10 min read

DocBook and Modern Publishing

As researchers, developers, writers, or other information and content producers, we create written works in one fashion or another. The goal, usually, is to disseminate this information widely and to an audience in a consumable way that improves their sphere of knowledge in an useful way. In the current world of academic research, there are two main means of doing this, which I will call the informal and the formal distribution channels. The formal ones include publication of papers to various journals, conferences, and workshops. It might also include the publication of books, and usually does at some point. While much of this article is relevant to book publication, it is less so than the more commonly used formals channels of distribution. The informal channels include things like our academic and research blogs, our websites, and things like our talk slides.

In this world, among scientific and technical publications, the two most common means of producing content for distribution to formal channels is either LaTeX or Microsoft Word. For informal content, a huge number of potential formats exist, but often they are the same as the formal channels, usually consisting of LaTeX or Word. For presentations, they may also include PowerPoint and other specialized slide content. For the really casual publication, often the content that is most accessible to the uninitiated, the standard Web markup languages tend to see a lot of action. I know a lot of people in favor of things like open publishing and the like point to the Web languages, like (X)HTML, as much better alternatives to LaTeX and the like because they are easily consumed by anyone with a web browser.

All of these formats share a common historical rooting, and the state of modern publication in these channels shares this history, that they each, no matter the format, tend to focus more on the targeted publication of a given document to a particular medium with a particular formatting. That is, they emphasize a specific look and feel targeting a specific distribution an consumption mechanism: they are tightly bound up in the publication target.

This tight coupling of the source and target has a few advantages. Often, the produced document looks pretty good on the target (though, not always), and it is usually quite practical and usable there. Moreover, the workflow to get from the source language to the target is often quite easy. Interestingly, three of the most common languages for casual academic publishing (Word, LaTeX, and HTML) can all be used either structurally or visually. That is, you can, for example, use LaTeX in a very strict manner, so that the markup remains very structural and relatively independent of the resulting visual presentation, or you can minutely control the visual appearance of the end result. The same is true of the other two major source languages.

Also rather interestingly, each of these sources tends to natively support one target above the others, with Word and LaTeX both tending to focus more on the paginated content and with HTML traditionally focusing more on continuous, un-paged screens for online viewing. These both introduce some problems. On-screen viewing in a continuous format requires good reflow behavior that happens dynamically. It would also be nice if traditional publication metrics were also available, such as good paragraph reflowing or good spacing for textual content. Fortunately, many modern browsers are starting to get some of these features. However, while some people would like to disagree, paginated content should not be considered a dying presentation format. Indeed, there are many compelling use cases for well designed paginated content in today's set of media, and paginated content requires a different set of features than continuous text to look good. In particular, you want a degree of pixel perfect accuracy when working with paginated content that you may not be able to get with continuous content. You may also want to have good algorithms for pagination that ensure the right content goes onto the right page. The right combination of these designs choices makes a big difference in how nice the content looks. In paginated content, you have a number of great opportunities for making really interesting presentation choices that contribute to the overall content in important ways.

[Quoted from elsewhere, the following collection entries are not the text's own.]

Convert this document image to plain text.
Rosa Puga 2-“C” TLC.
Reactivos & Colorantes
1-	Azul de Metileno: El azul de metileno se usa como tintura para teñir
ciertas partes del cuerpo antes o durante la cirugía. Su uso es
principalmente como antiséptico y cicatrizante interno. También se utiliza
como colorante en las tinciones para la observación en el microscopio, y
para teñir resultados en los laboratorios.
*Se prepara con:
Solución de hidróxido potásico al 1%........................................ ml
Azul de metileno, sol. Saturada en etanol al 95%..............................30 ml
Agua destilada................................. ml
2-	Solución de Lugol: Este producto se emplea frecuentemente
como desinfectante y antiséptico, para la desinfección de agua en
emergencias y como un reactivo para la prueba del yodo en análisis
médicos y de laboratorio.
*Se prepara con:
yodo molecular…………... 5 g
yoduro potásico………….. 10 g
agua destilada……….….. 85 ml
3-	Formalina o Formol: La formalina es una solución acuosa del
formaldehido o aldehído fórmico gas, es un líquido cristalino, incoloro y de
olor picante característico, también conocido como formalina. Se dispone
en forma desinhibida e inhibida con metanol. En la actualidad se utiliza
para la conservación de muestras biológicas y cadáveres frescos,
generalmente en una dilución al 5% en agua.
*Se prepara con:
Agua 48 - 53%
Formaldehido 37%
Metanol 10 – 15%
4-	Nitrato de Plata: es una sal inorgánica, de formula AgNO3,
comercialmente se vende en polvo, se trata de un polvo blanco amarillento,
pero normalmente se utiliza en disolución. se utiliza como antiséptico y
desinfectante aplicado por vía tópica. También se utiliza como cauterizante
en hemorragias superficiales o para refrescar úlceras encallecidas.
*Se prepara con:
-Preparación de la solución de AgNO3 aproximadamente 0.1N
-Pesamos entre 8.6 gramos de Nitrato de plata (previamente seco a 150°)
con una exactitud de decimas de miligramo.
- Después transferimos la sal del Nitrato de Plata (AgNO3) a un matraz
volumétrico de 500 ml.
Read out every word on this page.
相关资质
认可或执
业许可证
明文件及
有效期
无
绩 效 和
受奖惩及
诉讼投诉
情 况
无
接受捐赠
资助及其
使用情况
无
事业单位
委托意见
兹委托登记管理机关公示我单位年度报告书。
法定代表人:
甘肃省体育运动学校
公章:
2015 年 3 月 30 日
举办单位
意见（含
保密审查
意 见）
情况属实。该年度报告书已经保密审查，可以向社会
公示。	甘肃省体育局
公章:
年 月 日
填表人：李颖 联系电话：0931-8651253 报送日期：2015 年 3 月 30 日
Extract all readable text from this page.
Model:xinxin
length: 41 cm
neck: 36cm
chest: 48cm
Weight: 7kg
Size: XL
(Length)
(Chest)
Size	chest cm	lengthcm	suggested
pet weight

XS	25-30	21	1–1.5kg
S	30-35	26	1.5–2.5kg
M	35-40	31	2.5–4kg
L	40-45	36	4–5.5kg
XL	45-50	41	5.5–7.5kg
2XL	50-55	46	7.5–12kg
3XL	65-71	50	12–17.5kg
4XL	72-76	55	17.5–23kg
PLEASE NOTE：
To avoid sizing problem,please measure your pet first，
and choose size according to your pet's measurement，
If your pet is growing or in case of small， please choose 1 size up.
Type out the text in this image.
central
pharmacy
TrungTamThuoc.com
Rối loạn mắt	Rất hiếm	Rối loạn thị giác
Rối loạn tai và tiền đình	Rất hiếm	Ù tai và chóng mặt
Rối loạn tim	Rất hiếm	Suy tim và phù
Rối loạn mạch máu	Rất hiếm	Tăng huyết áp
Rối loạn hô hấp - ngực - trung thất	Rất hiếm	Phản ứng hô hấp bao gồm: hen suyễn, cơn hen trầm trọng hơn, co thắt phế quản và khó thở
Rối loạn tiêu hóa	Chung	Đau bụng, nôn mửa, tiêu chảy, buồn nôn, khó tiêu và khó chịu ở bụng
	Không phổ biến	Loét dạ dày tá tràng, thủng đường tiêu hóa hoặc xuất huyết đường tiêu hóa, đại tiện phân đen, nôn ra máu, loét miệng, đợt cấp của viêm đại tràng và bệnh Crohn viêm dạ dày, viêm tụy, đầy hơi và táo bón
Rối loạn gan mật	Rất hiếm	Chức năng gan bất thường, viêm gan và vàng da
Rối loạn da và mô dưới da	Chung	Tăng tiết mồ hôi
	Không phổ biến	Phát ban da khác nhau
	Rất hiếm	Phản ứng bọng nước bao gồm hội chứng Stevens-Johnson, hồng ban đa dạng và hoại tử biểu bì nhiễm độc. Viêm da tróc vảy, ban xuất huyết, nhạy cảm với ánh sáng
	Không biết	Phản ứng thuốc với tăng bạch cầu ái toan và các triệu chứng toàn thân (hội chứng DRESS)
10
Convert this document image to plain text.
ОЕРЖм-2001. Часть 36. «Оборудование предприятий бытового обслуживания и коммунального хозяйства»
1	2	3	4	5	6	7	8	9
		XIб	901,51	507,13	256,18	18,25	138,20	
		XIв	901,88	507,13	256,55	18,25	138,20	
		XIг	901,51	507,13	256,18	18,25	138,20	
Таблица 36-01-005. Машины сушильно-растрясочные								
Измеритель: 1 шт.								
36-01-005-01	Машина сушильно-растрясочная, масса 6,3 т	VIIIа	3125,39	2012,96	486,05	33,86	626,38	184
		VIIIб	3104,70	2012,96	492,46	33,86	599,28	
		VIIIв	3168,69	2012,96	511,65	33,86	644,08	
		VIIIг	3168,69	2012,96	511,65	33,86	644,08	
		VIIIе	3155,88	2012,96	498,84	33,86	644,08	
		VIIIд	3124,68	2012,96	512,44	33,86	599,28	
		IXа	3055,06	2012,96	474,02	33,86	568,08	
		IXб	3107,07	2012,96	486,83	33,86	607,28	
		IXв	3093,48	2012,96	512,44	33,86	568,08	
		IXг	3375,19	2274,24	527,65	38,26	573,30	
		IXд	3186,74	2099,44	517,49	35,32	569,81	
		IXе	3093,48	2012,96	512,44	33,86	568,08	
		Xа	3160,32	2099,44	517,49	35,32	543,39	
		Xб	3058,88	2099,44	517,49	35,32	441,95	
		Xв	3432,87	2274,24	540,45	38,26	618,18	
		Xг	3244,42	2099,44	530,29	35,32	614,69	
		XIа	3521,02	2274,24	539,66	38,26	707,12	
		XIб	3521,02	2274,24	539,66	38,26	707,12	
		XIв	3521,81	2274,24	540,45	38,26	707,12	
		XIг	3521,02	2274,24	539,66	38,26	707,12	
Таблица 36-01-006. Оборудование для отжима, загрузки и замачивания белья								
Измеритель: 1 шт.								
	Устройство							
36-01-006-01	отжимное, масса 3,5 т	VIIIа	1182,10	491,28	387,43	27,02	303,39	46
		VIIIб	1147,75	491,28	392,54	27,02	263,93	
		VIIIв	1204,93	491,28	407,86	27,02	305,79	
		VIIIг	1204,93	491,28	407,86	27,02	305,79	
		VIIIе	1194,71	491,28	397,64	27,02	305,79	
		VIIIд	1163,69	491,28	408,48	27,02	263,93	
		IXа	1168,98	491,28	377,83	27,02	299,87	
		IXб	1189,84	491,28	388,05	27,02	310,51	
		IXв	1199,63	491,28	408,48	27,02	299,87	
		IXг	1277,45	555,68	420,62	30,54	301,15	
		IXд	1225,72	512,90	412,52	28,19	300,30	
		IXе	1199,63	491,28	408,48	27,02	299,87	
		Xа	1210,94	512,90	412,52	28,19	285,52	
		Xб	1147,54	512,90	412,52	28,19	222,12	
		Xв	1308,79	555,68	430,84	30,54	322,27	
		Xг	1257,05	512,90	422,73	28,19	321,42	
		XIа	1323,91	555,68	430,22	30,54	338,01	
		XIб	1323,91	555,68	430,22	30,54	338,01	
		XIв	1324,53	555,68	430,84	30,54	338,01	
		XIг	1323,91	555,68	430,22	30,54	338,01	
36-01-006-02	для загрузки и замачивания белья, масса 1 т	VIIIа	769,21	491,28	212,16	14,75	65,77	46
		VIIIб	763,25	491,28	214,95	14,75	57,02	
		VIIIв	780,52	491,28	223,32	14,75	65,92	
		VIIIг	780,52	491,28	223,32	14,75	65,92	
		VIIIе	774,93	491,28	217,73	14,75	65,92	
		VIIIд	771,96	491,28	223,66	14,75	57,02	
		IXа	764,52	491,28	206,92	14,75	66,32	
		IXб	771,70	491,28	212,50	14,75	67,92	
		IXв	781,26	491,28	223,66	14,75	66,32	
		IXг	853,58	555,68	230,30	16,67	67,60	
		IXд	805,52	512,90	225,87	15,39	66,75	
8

Unfortunately, while each platform and medium for distribution has its benefits and disadvantages, clearly, there is not one best solution, and I doubt that there ever will be. And in today's world, requiring your content to be consumed in a specific format designed for a specific medium can result in severely reduced performance for people who are consuming your information in another fashion. This would include trying to read paginated content on small screen devices that use a different aspect ratio, to trying to read continuous content on large screens (which can result in wasted real estate, or difficult to read formatting), but also other important things like the blind or visually impaired trying to read your content using a screen reader or a braille screen. Clearly there does not exist a one size fits all means of distributing content. Source formats that privilege one distribution format above others only make this problem worse and are not at all desirable.

Politically, however, we cannot expect the whole world to suddenly change how it does things just at the drop of a hat. A good solution is one that allows the community at large to alter its publication habits while still maintaining compatibility with the requirements of formal distribution channels. But even then, you want a solution that actually scales to the needs of the formal distribution channels, so that in the future you can actually have a hope that they will adopt this new and better way of doing things.

So what does such a solution look like? We want something that is neutral to the particular publishing target, so that we can target all the different platforms equally well. At the same time, we need to be able to leverage the features of those platforms adequately to enable us to produce not only adequate content, but high-quality content. After all, it is no solution that asks us to accept lower quality end products.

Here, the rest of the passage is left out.